Quant à la sémiotique traditionnelle d'obédience greimassienne, qui certes divise le lieu en le déployant comme un champ de forces topiques (tout " point " est en effet automatiquement envisagé comme une " structure " à quatre termes), force est de constater qu'elle non plus n'est pas l'instrument le plus approprié pour penser la mise en question du lieu lui-même et pour le faire sortir des dichotomies initiales et fondatrices de la logique de cette méthode. La chose est vraie sans aucun doute, mais ici encore on eût pû s'attendre à un dialogue plus poussé avec d'autres formes de sémiotique, comme par exemple la sémiotique tensive de Fontanille, où la question du rapport sémiotique comme force plutôt que comme antithèse est posée de manière très stimulante.

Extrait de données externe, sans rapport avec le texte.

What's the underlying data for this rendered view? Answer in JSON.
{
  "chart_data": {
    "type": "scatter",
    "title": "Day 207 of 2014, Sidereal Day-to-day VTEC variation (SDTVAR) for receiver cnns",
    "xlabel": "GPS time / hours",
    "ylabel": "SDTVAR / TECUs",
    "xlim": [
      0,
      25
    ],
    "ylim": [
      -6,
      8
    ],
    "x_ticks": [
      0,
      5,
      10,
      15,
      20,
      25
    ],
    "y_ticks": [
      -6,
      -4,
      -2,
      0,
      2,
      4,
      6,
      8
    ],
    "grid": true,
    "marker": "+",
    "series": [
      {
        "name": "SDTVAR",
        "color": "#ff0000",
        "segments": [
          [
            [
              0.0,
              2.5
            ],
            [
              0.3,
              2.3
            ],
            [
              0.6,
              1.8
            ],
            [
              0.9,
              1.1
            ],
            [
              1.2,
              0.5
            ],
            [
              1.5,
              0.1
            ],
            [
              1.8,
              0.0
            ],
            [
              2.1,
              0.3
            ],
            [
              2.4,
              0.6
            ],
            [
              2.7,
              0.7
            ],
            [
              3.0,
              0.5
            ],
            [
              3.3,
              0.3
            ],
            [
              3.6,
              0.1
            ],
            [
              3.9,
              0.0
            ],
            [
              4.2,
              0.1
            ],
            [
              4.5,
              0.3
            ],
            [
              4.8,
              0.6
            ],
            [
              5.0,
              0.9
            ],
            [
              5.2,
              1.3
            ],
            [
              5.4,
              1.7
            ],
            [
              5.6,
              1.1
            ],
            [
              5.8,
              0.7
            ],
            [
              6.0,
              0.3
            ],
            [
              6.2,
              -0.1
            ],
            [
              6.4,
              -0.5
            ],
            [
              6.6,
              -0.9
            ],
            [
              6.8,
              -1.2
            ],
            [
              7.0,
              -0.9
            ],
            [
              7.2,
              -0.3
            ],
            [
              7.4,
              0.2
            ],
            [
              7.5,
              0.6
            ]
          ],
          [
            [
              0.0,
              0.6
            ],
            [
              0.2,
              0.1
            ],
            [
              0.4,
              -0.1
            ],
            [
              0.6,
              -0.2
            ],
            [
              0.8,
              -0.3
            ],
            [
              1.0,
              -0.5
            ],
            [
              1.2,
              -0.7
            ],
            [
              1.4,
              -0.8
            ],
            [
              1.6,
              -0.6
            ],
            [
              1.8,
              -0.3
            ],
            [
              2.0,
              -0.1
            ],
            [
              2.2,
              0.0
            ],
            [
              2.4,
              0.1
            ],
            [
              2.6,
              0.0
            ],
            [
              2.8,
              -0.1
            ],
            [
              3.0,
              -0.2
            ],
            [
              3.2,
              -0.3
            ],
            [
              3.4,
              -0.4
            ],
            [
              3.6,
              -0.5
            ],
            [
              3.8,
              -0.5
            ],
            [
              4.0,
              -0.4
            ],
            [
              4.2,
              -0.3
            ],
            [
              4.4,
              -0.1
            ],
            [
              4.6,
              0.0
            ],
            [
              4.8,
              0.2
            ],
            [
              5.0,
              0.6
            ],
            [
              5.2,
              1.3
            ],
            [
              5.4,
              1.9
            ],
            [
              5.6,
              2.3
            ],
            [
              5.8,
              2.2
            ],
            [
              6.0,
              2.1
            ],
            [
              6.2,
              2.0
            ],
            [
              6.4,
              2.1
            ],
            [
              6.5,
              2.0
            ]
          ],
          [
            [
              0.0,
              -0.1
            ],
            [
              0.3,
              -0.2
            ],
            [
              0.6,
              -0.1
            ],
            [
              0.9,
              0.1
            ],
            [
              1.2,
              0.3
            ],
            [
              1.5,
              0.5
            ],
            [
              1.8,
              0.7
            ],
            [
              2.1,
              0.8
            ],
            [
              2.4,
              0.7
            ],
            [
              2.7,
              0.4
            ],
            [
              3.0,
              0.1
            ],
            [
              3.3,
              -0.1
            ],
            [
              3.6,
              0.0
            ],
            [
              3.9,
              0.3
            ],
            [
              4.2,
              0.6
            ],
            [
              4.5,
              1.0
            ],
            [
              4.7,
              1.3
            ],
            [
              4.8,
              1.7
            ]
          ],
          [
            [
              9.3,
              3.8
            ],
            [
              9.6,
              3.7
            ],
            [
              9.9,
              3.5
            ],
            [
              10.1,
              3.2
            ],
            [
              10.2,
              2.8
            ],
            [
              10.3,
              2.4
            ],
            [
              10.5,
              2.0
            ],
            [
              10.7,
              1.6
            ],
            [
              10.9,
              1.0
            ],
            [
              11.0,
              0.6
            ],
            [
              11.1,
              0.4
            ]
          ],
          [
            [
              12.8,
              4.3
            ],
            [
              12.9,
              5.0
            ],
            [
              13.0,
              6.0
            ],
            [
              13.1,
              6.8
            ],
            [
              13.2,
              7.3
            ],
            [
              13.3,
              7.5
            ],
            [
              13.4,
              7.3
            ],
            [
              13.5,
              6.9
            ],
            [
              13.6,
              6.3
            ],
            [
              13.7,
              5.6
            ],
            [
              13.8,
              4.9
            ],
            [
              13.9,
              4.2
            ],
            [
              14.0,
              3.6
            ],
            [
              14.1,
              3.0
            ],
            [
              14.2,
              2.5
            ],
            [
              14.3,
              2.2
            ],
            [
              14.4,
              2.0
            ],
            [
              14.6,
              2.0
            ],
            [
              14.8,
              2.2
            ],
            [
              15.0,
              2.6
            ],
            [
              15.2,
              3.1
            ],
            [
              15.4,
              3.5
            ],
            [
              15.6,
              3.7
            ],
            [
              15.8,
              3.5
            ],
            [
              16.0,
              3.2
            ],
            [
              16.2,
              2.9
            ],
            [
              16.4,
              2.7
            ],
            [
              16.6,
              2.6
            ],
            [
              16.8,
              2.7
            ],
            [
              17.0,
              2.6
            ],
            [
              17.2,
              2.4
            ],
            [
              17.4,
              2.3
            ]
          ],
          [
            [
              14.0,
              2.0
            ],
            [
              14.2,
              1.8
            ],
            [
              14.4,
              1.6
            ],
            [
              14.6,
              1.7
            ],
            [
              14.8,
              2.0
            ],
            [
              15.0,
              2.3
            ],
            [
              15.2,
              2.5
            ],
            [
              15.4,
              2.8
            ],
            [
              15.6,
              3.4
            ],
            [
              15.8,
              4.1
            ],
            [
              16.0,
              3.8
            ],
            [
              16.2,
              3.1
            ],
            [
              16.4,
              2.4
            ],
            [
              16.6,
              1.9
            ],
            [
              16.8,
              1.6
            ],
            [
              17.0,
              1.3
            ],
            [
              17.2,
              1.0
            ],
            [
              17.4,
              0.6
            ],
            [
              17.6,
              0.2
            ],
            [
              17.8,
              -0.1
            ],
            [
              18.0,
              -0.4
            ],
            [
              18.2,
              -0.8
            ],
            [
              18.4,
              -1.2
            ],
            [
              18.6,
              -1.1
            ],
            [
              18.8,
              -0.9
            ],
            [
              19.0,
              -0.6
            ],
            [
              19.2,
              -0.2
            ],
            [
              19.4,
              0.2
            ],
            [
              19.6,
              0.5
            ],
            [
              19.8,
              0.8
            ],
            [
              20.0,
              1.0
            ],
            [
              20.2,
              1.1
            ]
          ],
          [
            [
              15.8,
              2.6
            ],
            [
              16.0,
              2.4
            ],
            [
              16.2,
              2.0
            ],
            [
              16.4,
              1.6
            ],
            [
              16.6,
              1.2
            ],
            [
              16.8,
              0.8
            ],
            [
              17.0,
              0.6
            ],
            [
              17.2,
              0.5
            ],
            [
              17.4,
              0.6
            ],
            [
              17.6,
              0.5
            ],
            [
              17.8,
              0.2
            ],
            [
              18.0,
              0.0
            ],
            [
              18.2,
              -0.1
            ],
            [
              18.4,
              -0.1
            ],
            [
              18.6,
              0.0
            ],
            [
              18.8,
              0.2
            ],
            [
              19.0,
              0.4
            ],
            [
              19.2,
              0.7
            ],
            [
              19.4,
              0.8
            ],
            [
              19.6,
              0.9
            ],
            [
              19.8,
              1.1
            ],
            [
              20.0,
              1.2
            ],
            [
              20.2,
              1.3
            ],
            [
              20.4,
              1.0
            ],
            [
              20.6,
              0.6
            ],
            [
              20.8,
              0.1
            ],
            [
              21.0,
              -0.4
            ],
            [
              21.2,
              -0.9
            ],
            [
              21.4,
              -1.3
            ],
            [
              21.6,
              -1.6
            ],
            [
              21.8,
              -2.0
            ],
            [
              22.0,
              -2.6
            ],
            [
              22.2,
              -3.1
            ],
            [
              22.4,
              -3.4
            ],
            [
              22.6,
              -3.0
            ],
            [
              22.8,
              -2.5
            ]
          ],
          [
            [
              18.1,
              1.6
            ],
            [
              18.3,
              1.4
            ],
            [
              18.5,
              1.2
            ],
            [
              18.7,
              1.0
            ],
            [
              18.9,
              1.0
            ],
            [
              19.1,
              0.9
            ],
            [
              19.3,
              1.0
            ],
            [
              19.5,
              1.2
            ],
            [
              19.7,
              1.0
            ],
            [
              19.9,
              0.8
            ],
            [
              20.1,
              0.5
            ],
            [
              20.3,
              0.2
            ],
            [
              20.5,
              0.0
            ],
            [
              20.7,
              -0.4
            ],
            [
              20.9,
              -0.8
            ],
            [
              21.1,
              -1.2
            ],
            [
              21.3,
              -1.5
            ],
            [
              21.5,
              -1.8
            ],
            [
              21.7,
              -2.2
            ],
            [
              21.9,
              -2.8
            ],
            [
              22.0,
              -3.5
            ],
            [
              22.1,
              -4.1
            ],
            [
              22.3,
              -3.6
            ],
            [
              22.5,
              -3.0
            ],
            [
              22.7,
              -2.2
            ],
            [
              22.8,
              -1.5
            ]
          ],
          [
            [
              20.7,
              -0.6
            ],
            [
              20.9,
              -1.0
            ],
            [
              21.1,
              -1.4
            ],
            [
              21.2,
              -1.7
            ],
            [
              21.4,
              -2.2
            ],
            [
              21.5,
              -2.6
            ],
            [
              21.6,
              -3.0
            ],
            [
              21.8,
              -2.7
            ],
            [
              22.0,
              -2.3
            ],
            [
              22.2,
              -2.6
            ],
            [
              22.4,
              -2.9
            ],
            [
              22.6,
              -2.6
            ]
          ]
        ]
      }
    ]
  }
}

Contre la psychanalyse et la sémiotique, dont l'intérêt et la nécessité sont pourtant reconnues d'un bout à l'autre de son ouvrage, Marie-Claire Ropars-Wuilleumier se tourne essentiellement vers la pensée du neutre, plus particulièrement vers la pensée du neutre telle qu'on la trouve chez Blanchot (même si, la chose est très nette dans Écrire l'espace, Blanchot est visiblement relu à l'aide de Derrida et, dans une moindre mesure, de Deleuze).

Pourquoi Blanchot ? Parce que sa pensée du neutre correspond le mieux aux deux facettes inextricablement liées que poursuit Marie-Claire Ropars-Wuilleumier :

1) D'abord parce que l'espace est construit comme catégorie transdisciplinaire et transmédiatique. Blanchot a été un des premiers à essayer l'écriture, art du temps par excellent (Lessing), comme espace, et ce de manière non platement visuelle. Marie-Claire Ropars-Wuilleumier se propose de prolonger et de radicaliser ce geste d'hybridisation en rendant le concept d'espace à la fois plus concret et plus abstrait encore.

2) Comme les notions de montage et d'écriture eussent également fait l'affaire pour cette question, il est une deuxième raison encore, elle capitale. En effet, l'espace blanchotien dit, mieux que le couple montage/écriture, l'ambivalence du concept d'espace : celui-ci est lieu sensible (lisible, visible, tangible) mais aussi rapport, et même rapport qui nous oblige à penser le dépassement du lieu (c'est en cela qu'il relève du conceptuel). Le recours blanchotien au mythe (ici bien sûr le mythe d'Orphée, qui permet d'articuler oeuvre et désoeuvrement, lieu et espace, concret et abstrait) articule fort bien cette ambivalence constitutive.

Fidèle à la double logique fondamentale de l'expérience sensible et du concept théorique qu'elle creuse dans son livre, Marie-Claire Ropars-Wuilleumier ne se limite nullement à proposer une approche purement conceptuelle de la notion d'espace. Son livre se bâtit à partir d'analyses très concrètes portant sur des auteurs et des ouvres extrêmement divers. Ce va-et-vient permanent entre analyses visuelles et lectures textuelles, les unes comme les autres relevant du microscopique, donnent à Écrire l'espace une force exceptionnelle. La microlecture de Sans toit ni loi d'Agnès Varda, qui aide à montrer comment se construire une présentation de l'espace libéré de l'ancrage du sujet, ou celle d'Un malade en forêt de Louis-René des Forêts, qui permet à l'auteur d'intégrer à son analyse de l'espace la complexité de la dimension temporelle, sont des illustrations éblouissantes de ce que la tension lieu/espace peut apporter à notre compréhension des ouvres comme à une meilleure intelligence des enjeux théoriques du livre de Marie-Claire Ropars-Wuilleumier.